Heal thyself or seek support?
While in Jakarta and Surabaya recently for meetings with both national tourist industry decision-makers and their East Java counterparts, I was afforded a valuable opportunity to make a firsthand assessment of prevailing conditions and their influence on Indonesia's tourism.
It thus with considerable interest that I read Mr. Yonna Konno's very thoughtful and particularly constructive article on page four of the May 1, 1998 edition of The Jakarta Post.
Similarly, I was again impressed with a report of an address delivered by Philippine President Fidel Ramos, published in the ASEANTA Update. Probably in a less diplomatic way than did Mr. Konno, the president strongly advised all affected to "Look the crisis in the eye".
Between them, thus, two men with vision have, in their own way, called it as it is in respect to the tremendous difficulties and challenges now facing Indonesia's travel, tourism and aviation industries. In other publications, the nation's former tourism minister Joop Ave, a true tourism visionary for whom many hearts bleed now given the industry's decline, has expressed similar views.
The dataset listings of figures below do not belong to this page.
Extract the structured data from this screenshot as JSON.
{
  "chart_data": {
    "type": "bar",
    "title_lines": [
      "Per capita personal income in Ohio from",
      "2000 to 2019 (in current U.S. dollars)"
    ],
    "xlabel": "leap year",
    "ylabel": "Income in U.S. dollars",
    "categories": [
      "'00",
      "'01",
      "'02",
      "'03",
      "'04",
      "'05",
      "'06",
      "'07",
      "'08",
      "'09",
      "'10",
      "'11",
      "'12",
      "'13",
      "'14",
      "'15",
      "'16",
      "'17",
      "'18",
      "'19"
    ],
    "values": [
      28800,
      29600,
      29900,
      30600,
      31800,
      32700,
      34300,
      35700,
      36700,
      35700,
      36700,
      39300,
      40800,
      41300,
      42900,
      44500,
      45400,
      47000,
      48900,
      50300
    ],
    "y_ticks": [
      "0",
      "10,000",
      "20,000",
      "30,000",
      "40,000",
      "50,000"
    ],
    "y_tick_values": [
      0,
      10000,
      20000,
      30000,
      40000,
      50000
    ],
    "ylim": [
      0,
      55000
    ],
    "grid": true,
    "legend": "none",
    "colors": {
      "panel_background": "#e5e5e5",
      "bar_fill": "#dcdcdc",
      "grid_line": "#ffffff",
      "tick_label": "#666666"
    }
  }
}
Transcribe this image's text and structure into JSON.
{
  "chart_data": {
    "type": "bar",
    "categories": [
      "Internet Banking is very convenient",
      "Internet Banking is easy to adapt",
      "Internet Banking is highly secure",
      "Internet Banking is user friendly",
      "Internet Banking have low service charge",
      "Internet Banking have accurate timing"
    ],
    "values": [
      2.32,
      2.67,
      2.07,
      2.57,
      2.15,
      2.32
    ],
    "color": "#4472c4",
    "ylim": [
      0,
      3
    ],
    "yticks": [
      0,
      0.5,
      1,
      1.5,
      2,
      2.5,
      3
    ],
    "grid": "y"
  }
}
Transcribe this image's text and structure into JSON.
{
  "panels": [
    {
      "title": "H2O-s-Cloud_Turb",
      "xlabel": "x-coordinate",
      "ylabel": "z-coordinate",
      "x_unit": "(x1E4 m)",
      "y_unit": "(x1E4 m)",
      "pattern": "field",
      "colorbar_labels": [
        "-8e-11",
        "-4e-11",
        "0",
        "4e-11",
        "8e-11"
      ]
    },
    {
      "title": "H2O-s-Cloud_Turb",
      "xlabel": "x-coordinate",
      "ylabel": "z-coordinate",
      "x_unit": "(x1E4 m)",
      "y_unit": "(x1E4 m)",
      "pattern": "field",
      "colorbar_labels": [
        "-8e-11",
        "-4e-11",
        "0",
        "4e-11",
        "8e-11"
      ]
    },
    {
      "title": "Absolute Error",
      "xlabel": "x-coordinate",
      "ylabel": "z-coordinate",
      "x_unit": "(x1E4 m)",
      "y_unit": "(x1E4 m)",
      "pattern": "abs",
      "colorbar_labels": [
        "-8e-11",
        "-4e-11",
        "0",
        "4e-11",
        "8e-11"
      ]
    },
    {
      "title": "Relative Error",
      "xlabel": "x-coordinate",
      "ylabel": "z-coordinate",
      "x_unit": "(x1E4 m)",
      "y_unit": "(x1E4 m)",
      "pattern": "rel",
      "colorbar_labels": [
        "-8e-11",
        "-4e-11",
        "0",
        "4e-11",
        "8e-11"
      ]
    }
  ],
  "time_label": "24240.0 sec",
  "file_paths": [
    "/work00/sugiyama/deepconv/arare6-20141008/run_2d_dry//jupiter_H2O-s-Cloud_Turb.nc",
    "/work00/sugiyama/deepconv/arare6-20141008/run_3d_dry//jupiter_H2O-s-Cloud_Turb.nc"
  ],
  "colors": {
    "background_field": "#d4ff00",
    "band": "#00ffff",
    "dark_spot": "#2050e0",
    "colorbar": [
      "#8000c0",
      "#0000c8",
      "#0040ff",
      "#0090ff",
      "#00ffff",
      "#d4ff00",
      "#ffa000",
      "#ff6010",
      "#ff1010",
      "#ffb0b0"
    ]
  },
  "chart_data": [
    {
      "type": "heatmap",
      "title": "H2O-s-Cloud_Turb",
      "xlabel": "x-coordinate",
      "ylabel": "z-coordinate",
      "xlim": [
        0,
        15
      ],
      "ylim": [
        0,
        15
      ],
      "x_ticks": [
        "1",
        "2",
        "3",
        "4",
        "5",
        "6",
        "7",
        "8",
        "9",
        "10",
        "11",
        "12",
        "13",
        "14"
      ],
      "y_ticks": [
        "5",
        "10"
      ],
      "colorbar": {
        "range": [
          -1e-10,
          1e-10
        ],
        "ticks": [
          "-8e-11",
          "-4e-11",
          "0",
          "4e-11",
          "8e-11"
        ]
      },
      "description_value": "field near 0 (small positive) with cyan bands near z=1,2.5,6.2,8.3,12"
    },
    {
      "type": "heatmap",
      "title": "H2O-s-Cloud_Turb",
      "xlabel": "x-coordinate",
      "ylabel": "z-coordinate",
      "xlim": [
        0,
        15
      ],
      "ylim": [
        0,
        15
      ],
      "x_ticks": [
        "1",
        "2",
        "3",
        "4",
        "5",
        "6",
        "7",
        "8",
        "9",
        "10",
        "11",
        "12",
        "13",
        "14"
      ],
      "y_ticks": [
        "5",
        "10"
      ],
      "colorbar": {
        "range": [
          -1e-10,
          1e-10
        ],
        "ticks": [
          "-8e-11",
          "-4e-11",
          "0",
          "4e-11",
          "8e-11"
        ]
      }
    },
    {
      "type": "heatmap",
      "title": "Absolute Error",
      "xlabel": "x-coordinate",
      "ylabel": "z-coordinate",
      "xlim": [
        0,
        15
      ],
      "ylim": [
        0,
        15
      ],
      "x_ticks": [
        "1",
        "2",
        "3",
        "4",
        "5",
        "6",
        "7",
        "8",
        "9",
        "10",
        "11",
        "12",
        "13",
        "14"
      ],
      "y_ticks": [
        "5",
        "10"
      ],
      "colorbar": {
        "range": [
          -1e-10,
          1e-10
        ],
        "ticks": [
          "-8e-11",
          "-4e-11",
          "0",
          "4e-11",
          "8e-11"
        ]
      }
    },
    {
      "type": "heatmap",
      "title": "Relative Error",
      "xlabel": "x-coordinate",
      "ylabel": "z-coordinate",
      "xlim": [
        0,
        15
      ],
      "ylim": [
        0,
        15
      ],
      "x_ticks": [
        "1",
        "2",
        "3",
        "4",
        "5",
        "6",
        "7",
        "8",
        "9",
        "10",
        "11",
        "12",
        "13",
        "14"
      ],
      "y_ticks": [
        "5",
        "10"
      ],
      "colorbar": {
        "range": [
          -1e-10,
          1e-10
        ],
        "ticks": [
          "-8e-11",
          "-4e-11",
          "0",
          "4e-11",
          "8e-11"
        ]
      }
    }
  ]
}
It is to be hoped that these, and other messages are being heard and understood by those they are being sent to. Currently, there clearly are other and much greater priorities facing all who live and work in Indonesia. Such messages may therefore, and understandably, be placed in the too-hard-for-now basket, but should not be totally ignored or waved off as impractical.
Mr. Konno has a clear advantage over both President Ramos and I -- and indeed a number of others who would offer opinions and support at this particular juncture in the republic's unfolding history. The gentleman from Japan goes to work each day in one of Asia's most dynamic cities and he lives in a nation which, as have many others before, is undergoing the inevitable process of change and is now experiencing all of the disruption and dismay that this necessarily involves. Mr. Konno, thus, has an inside perspective and is a belonger, albeit temporarily.
I would not be as bold as Mr. Konno in offering specific solutions as to how once things do return to normal across Indonesia, the nation's tourist industry might begin the long, steep and very challenging road to recovery.
Rather, I would, in a further personal effort to offer support and indeed help to those Indian Ocean Tourism Organization (IOTO) members and to their travel, tourism and aviation industry counterparts throughout Indonesia, seek to raise a fundamental but significant issue.
IOTO remains strongly committed to supporting Indonesian tourism and to a destination whose people, tourist attractions and products offer a very strong base on which such a recovery effort can be built.